Tam sana yazmak için hazırlanmıştım ki bir mail geldi. Kısmen beklediğim; ama okuyunca üzüleceğimi bildiğim için gelmesini de istemediğim bir mail. 1 saatim, yaşadığım pişmanlıkları tekrar hatırlayarak, bunların bana nasıl sonuçlar doğurduğunu okuyarak ve kabullenişimin verdiği ağırlıkla o maile cevap vererek geçti...
Bugün değişik bir gündü Blog. Zorunlu olarak ayrıldığım yıllık izni iptal edip işe gittim. Ne yazık ki patronum yarın gelecekmiş. Ben de bir başka ofis arkadaşıma aktarmam gereken tüm bilgileri aktardım ve son görevimi de tamamlamış oldum. Yarın patronumla da vedalaşıp resmi olarak işsizliğime geçeceğim. Hiç öyle 2 hafta yalandan izin yapıp sonra dönüp başka bir kararın stresini yaşayacak halde değilim. Annemin bile "ne yaptınız barıştınız mı?" diye sorduğu bir gün oldu bugün. Demem o ki, iyi değilim. Tek sevindiğim ve gözlerimi dolduran şey, şirketin asıl patronunun herkese hurma dağıtışı, gidip elini öpüp ona sarılmam... Bana da nasipmiş hurmasından almak. Şu birkaç gündür her sarıldığımda ağlama ihtimalimin %80 olduğunu hesaba katarsak, asıl patrona sarılırken gözlerimin dolmasından dolayı bana işi kastederek "noldu yahu yapamadın mı?" deyişi, benimse "yapamadım galiba Bülent Bey" deyişim... Neyse ki tuttum kendimi, helallik aldım çekildim kenara. Yarın da kendi patronumla konuşup bitiriyorum.

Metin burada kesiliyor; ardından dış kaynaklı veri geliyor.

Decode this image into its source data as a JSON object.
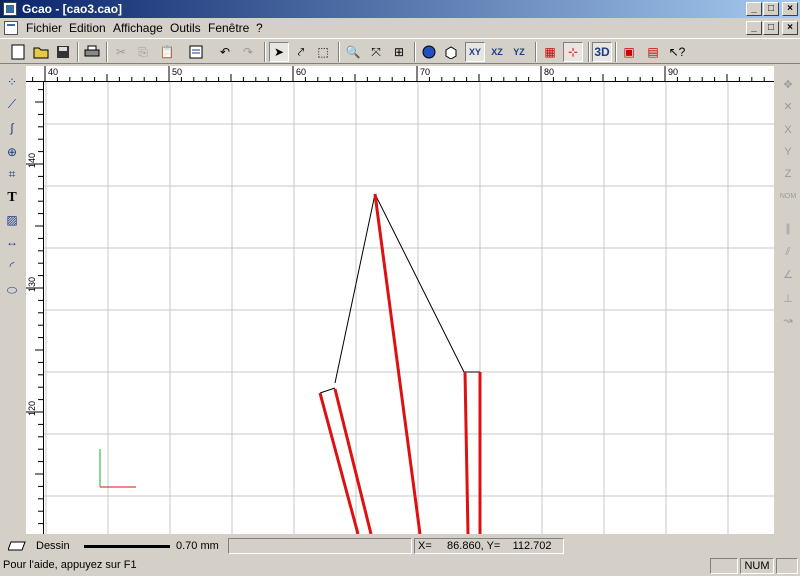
{
  "window": {
    "title": "Gcao - [cao3.cao]"
  },
  "menu": {
    "items": [
      "Fichier",
      "Edition",
      "Affichage",
      "Outils",
      "Fenêtre",
      "?"
    ]
  },
  "rulers": {
    "h_ticks": [
      {
        "label": "40",
        "value": 40
      },
      {
        "label": "50",
        "value": 50
      },
      {
        "label": "60",
        "value": 60
      },
      {
        "label": "70",
        "value": 70
      },
      {
        "label": "80",
        "value": 80
      },
      {
        "label": "90",
        "value": 90
      }
    ],
    "v_ticks": [
      {
        "label": "140",
        "value": 140
      },
      {
        "label": "130",
        "value": 130
      },
      {
        "label": "120",
        "value": 120
      }
    ]
  },
  "toolbar": {
    "view_3d_label": "3D"
  },
  "status": {
    "layer_label": "Dessin",
    "line_width": "0.70 mm",
    "coords": "X=     86.860, Y=    112.702",
    "help_text": "Pour l'aide, appuyez sur F1",
    "num_indicator": "NUM"
  },
  "colors": {
    "accent": "#0a246a",
    "drawing_red": "#dd1111",
    "grid": "#c8c8c8"
  }
}
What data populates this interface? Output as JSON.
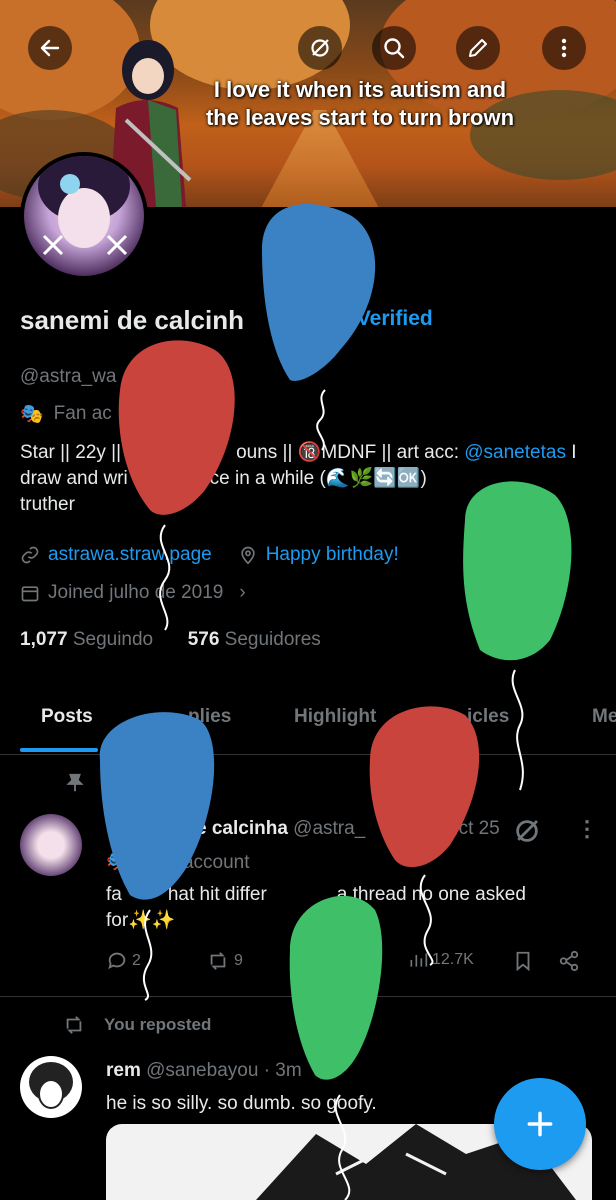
{
  "header": {
    "banner_text": "I love it when its autism and the leaves start to turn brown",
    "icons": [
      "back-arrow-icon",
      "grok-icon",
      "search-icon",
      "edit-icon",
      "more-vertical-icon"
    ]
  },
  "profile": {
    "name": "sanemi de calcinh",
    "verified_label": "t Verified",
    "handle": "@astra_wa",
    "category": "Fan ac",
    "bio_line1_a": "Star || 22y ||",
    "bio_line1_b": "ouns || ",
    "bio_line1_c": "MDNF || art acc:",
    "bio_art_link": "@sanetetas",
    "bio_line1_d": "I",
    "bio_line2_a": "draw and wri",
    "bio_line2_b": "y once in a while (",
    "bio_line2_c": ")",
    "bio_line3": "truther",
    "link": "astrawa.straw.page",
    "birthday": "Happy birthday!",
    "joined": "Joined julho de 2019",
    "following_count": "1,077",
    "following_label": "Seguindo",
    "followers_count": "576",
    "followers_label": "Seguidores"
  },
  "tabs": [
    "Posts",
    "plies",
    "Highlight",
    "icles",
    "Me"
  ],
  "posts": [
    {
      "name": "e calcinha",
      "handle": "@astra_",
      "date": "ct 25",
      "subtitle": "account",
      "text_line1_a": "fa",
      "text_line1_b": "hat hit differ",
      "text_line1_c": "a thread no one asked",
      "text_line2": "for",
      "replies": "2",
      "reposts": "9",
      "views": "12.7K"
    },
    {
      "repost_label": "You reposted",
      "name": "rem",
      "handle": "@sanebayou",
      "time": "· 3m",
      "text": "he is so silly. so dumb. so goofy."
    }
  ],
  "colors": {
    "accent": "#1d9bf0",
    "balloon_blue": "#3b82c4",
    "balloon_red": "#c8443c",
    "balloon_green": "#3fbf68"
  }
}
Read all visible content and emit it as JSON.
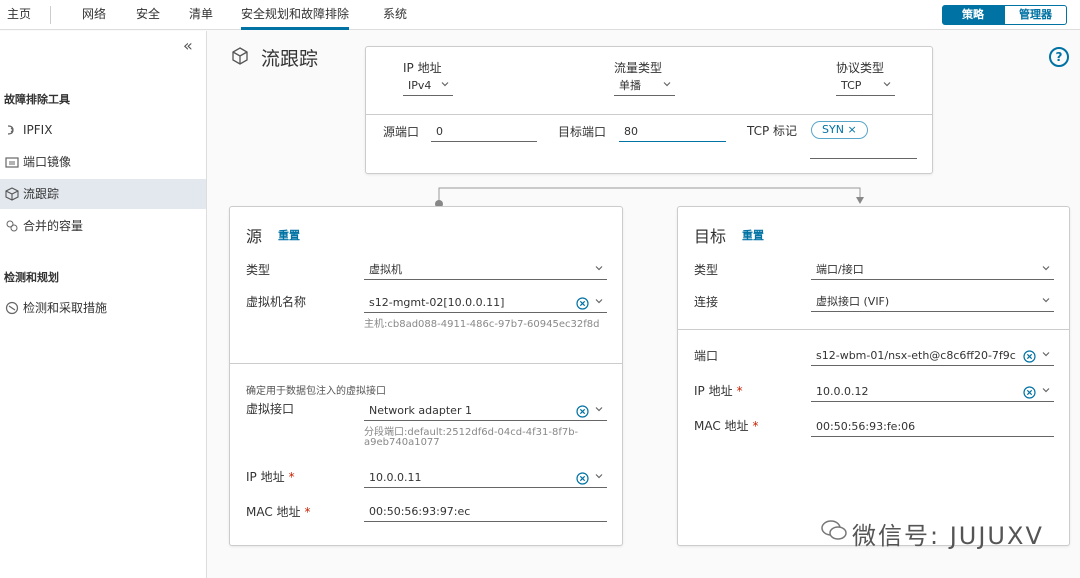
{
  "nav": {
    "tabs": [
      "主页",
      "网络",
      "安全",
      "清单",
      "安全规划和故障排除",
      "系统"
    ],
    "active_tab": "安全规划和故障排除",
    "policy_label": "策略",
    "manager_label": "管理器"
  },
  "sidebar": {
    "section1": "故障排除工具",
    "items1": [
      "IPFIX",
      "端口镜像",
      "流跟踪",
      "合并的容量"
    ],
    "section2": "检测和规划",
    "items2": [
      "检测和采取措施"
    ]
  },
  "page": {
    "title": "流跟踪"
  },
  "settings": {
    "ip_label": "IP 地址",
    "ip_value": "IPv4",
    "traffic_label": "流量类型",
    "traffic_value": "单播",
    "proto_label": "协议类型",
    "proto_value": "TCP",
    "src_port_label": "源端口",
    "src_port_value": "0",
    "dst_port_label": "目标端口",
    "dst_port_value": "80",
    "tcp_flag_label": "TCP 标记",
    "tcp_flag_chip": "SYN"
  },
  "source": {
    "title": "源",
    "reset": "重置",
    "type_label": "类型",
    "type_value": "虚拟机",
    "vm_label": "虚拟机名称",
    "vm_value": "s12-mgmt-02[10.0.0.11]",
    "vm_helper": "主机:cb8ad088-4911-486c-97b7-60945ec32f8d",
    "inject_note": "确定用于数据包注入的虚拟接口",
    "vif_label": "虚拟接口",
    "vif_value": "Network adapter 1",
    "vif_helper": "分段端口:default:2512df6d-04cd-4f31-8f7b-a9eb740a1077",
    "ip_label": "IP 地址",
    "ip_value": "10.0.0.11",
    "mac_label": "MAC 地址",
    "mac_value": "00:50:56:93:97:ec"
  },
  "destination": {
    "title": "目标",
    "reset": "重置",
    "type_label": "类型",
    "type_value": "端口/接口",
    "conn_label": "连接",
    "conn_value": "虚拟接口 (VIF)",
    "port_label": "端口",
    "port_value": "s12-wbm-01/nsx-eth@c8c6ff20-7f9c",
    "ip_label": "IP 地址",
    "ip_value": "10.0.0.12",
    "mac_label": "MAC 地址",
    "mac_value": "00:50:56:93:fe:06"
  },
  "watermark": "微信号: JUJUXV",
  "colors": {
    "accent": "#0072a3",
    "required": "#c92100"
  }
}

Keşke sana detaylıca her şeyi yazabilsem işimle ilgili. Çünkü şu anda o kadar yalnızım ki. Bana evrenin hem duygusal hem maddi olarak gösterdiği, "Evet Arif. Hayatın bu artık. Ve bu senin ikinci bir "öküz gibisin" denmesi durumun. Şimdi artık bir dur deyip bu sefer aynı hataları yapmadan yürüme, hatta koşma zamanın" durumdan ibaret. Çünkü bu akşam anladığım kadarıyla, bundan sonra yalnızım Blog. Yine senle ben kaldık. Ağlayarak uyanmalarım ve gözümdeki seğirme de geçerse bizden iyisi yok. Kuzenim sağ elimle tutup 11 kere salavat getirmemi söyledi; ama henüz işe yaramadı ne yazık ki.

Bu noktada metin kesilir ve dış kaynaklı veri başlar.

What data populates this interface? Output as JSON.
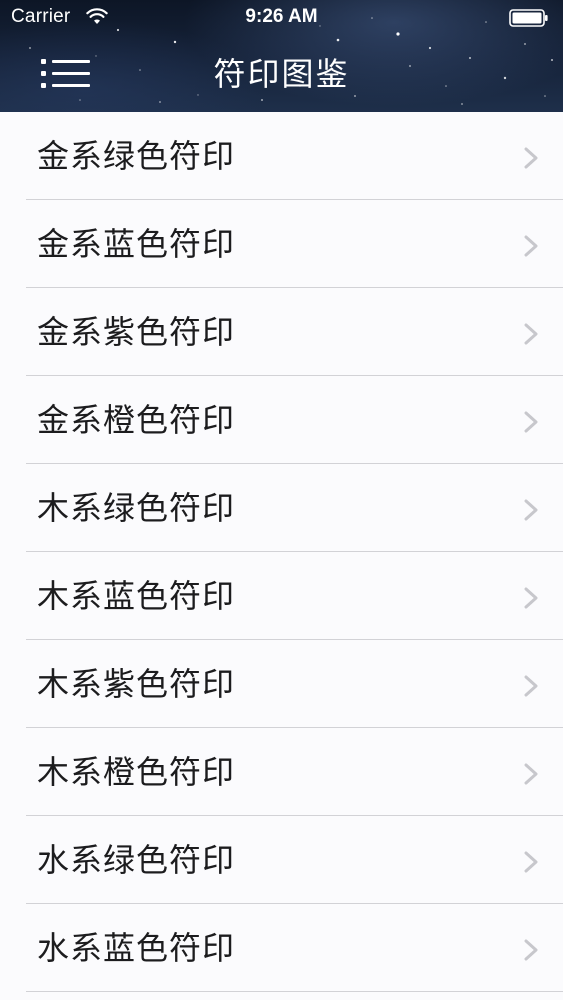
{
  "status_bar": {
    "carrier": "Carrier",
    "time": "9:26 AM"
  },
  "nav": {
    "title": "符印图鉴",
    "menu_icon": "hamburger-menu-icon"
  },
  "list": {
    "items": [
      {
        "label": "金系绿色符印"
      },
      {
        "label": "金系蓝色符印"
      },
      {
        "label": "金系紫色符印"
      },
      {
        "label": "金系橙色符印"
      },
      {
        "label": "木系绿色符印"
      },
      {
        "label": "木系蓝色符印"
      },
      {
        "label": "木系紫色符印"
      },
      {
        "label": "木系橙色符印"
      },
      {
        "label": "水系绿色符印"
      },
      {
        "label": "水系蓝色符印"
      }
    ],
    "chevron_icon": "chevron-right-icon"
  },
  "colors": {
    "chevron": "#c7c7cc",
    "separator": "#d2d2d6",
    "background": "#fbfbfd",
    "header_text": "#ffffff"
  }
}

Bence ben de mutluluğu hak etmiyorum Blog. Ben de diğerleri gibiyim. Eğreti duruyor bende de düzgün ve mutlu giden bir ilişki. Olmuyormuş demek ki beceremiyormuşum. Sürekli "zarar" veriyormuşum karşımdakilere. Mutluyum diye kendimi kandırıyormuşum, karşımdaki mutsuzken aslında. Beceremiyormuşum, evet. Bu ve daha başkalarını da işittiğim için artık kabullenişim bu şekilde benim de. Ben iyisi mi bir daha gerçekten bulaşmayayım hiçbir şeye. Eskiden olduğu gibi, geceleri kurup da uykuya daldığım hayallerde kalsın mutlu ilişkilerim. Tek zararım kendime olur böylece. Ya da tek masum şey olarak onu yaşatmış olurum içimde.

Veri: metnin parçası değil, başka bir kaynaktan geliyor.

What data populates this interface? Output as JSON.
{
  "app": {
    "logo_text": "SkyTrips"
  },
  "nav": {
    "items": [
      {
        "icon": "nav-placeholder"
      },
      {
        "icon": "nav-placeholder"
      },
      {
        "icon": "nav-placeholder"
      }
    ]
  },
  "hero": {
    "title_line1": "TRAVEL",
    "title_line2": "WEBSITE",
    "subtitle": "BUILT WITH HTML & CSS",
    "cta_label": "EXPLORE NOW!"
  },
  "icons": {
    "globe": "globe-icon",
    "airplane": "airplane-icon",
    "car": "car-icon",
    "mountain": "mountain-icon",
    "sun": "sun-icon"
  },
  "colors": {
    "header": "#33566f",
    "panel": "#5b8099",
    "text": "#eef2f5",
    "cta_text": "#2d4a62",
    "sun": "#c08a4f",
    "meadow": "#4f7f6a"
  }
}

Sanırım benden bekleneni yapacağım. İnsanları üzmemek, rahatsız etmemek, yormamak, sevmeleri için zorlamamak için vazgeçeceğim. Zaten bunları yapan biriysem vazgeçmiyor oluşumun da bir anlamı yok galiba Blog. Çünkü ben daha fazlası için güçlü değilim galiba. Benim kalbim ne kadar yorgunmuş meğer. Bunu öyle derinden hissettim ki bu akşam.
Şu anda öyle çok yatağıma girip ağlamak istiyorum ki. Ağlarken uyuyakalırım belki.